Y digo que el ritmo social debe ser tomado en cuenta porque en la parte de abajo, en las dinámicas de los espacios, territorios, y personas que –también de manera paradójica sostienen el sistema económico desigual– existe la necesidad de velocidades para problemas que persisten en la urgencia: la violencia desmedida y la calidad de vida. Mientras los apoyos sociales son retrasados o nunca llegan, las votaciones para la aprobación de bonos a legisladores son rápidas; mientras se consigue poco a poco el dinero para migrar hacia “el norte” por causa de la pobreza, la detención de las y los migrantes se da sin reflexión; al momento en que las investigaciones no son robustecidas con rigor científico y se difieren diligencias de inteligencia criminalística, se prefiere detener, desaparecer y torturar como método de investigación; mientras la justicia no es rápida ni expedita para los internos a quienes se les ha violado el debido proceso, sí lo es para la clase política bien posicionada.

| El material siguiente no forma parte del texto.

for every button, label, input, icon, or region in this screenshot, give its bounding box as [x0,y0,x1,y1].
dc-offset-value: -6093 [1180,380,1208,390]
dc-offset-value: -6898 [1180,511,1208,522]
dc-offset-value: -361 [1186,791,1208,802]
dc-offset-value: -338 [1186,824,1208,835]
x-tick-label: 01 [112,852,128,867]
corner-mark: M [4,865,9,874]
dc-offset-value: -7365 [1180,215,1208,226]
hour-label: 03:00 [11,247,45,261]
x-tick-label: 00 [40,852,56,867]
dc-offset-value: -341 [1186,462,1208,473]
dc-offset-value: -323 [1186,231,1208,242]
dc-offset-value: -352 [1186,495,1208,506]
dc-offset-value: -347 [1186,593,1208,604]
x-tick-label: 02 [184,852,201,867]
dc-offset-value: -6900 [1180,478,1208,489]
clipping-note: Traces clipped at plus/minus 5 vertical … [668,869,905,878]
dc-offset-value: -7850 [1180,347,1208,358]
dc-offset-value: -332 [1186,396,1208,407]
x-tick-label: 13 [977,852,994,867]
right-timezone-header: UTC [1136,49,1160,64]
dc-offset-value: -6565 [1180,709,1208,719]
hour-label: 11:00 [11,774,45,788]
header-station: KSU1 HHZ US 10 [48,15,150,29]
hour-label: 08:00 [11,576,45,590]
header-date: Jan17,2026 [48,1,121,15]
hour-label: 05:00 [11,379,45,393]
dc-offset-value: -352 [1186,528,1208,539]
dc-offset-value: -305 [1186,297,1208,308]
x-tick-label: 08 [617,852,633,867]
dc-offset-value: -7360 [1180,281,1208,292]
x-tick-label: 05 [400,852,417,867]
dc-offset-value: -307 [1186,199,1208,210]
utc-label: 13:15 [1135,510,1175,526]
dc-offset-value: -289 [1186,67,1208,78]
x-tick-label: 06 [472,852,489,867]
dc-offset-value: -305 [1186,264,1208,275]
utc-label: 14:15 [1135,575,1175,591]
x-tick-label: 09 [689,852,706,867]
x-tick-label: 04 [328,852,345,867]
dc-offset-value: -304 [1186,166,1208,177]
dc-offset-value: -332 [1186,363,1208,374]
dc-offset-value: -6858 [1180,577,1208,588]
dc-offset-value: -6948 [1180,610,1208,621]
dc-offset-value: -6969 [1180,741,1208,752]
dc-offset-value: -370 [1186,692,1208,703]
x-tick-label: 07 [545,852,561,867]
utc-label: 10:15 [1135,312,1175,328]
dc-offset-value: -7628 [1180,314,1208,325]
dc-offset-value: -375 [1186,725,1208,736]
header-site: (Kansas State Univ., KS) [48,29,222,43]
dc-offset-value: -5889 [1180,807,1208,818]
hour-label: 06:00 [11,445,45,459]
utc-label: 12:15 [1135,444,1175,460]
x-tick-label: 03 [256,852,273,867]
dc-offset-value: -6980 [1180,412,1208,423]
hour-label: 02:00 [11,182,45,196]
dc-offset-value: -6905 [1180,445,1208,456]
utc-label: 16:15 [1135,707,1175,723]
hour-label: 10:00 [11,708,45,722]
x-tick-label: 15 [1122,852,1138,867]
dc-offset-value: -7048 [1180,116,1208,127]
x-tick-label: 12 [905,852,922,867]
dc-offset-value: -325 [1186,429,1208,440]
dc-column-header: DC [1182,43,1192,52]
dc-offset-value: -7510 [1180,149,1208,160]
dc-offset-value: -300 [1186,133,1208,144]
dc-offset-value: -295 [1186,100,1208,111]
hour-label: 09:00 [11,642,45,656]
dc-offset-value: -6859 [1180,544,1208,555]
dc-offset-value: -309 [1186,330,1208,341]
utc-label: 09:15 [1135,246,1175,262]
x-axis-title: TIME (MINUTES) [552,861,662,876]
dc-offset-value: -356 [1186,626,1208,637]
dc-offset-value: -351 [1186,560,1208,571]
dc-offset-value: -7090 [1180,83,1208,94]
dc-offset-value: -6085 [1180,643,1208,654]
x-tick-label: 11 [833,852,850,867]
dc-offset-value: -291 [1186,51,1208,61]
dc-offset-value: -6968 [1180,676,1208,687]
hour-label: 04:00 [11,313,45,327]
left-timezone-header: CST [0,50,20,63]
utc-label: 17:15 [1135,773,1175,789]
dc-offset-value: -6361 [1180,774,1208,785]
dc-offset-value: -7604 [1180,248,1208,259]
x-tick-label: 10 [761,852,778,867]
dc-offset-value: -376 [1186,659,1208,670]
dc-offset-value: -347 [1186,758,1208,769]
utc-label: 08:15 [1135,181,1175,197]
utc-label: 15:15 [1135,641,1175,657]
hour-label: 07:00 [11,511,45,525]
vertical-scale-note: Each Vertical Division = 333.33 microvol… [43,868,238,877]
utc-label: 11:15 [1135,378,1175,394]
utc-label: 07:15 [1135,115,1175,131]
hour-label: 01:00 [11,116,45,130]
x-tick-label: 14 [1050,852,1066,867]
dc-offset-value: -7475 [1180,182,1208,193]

Eso no es entender el ritmo social, el ritmo que implica hacer realmente caso a la ciudadanía y no al pequeño círculo que rodea a las clases política y empresarial. En cuanto al Poder Legislativo, hemos vivido lo mismo: pese a que cuentan con un período amplio para la planeación, integración, discusión y aprobación de sus legislaciones, lo suelen hacer en sus propios tiempos políticos y sin considerar sus obligaciones constitucionales. Así es como la velocidad que aparentan para legislar asuntos de envergadura nacional en la última racha de sus períodos legislativos, no corresponde a la velocidad adecuada para discutir junto con la sociedad civil, aún siendo problemas de carácter urgente. Tal es el caso de las leyes generales para prevenir y erradicar la tortura así como la de la desaparición forzada de personas, que desde el 10 de julio de 2015 tenían un plazo de 180 días (cumplidos el 5 de enero de 2016) para legislar sobre estos asuntos de carácter urgente. Pero, en una medida apresurada, se pensaba votar una ley de seguridad interior en el país en el famoso método “fast-track” para imponer la militarización regulada sin la opinión de la sociedad civil.
Me parece que hoy en día, en plena sacudida global por las arremetidas veloces de quienes intentan dominar el mundo, es necesario volver a ver el reloj social, el ritmo que van llevando los verdaderos problemas de justicia social y no de industrialización de la dominación neoliberal. Comenzar con las urgencias más notables, a las que hay que dotarles de velocidad (encontrar a las y los desaparecidos, terminar con la tortura, sancionar a los responsables, investigar a los corruptos, generar condiciones de salud, educación y empleo a la sociedad) sería un buen paso para imponer el verdadero ritmo que se necesita. Habríamos que dejar, pues, de trabajar en la amplia industria de la injusticia para pasar a un enfoque en la resistencia de nuestros derechos: la resistencia en el tiempo.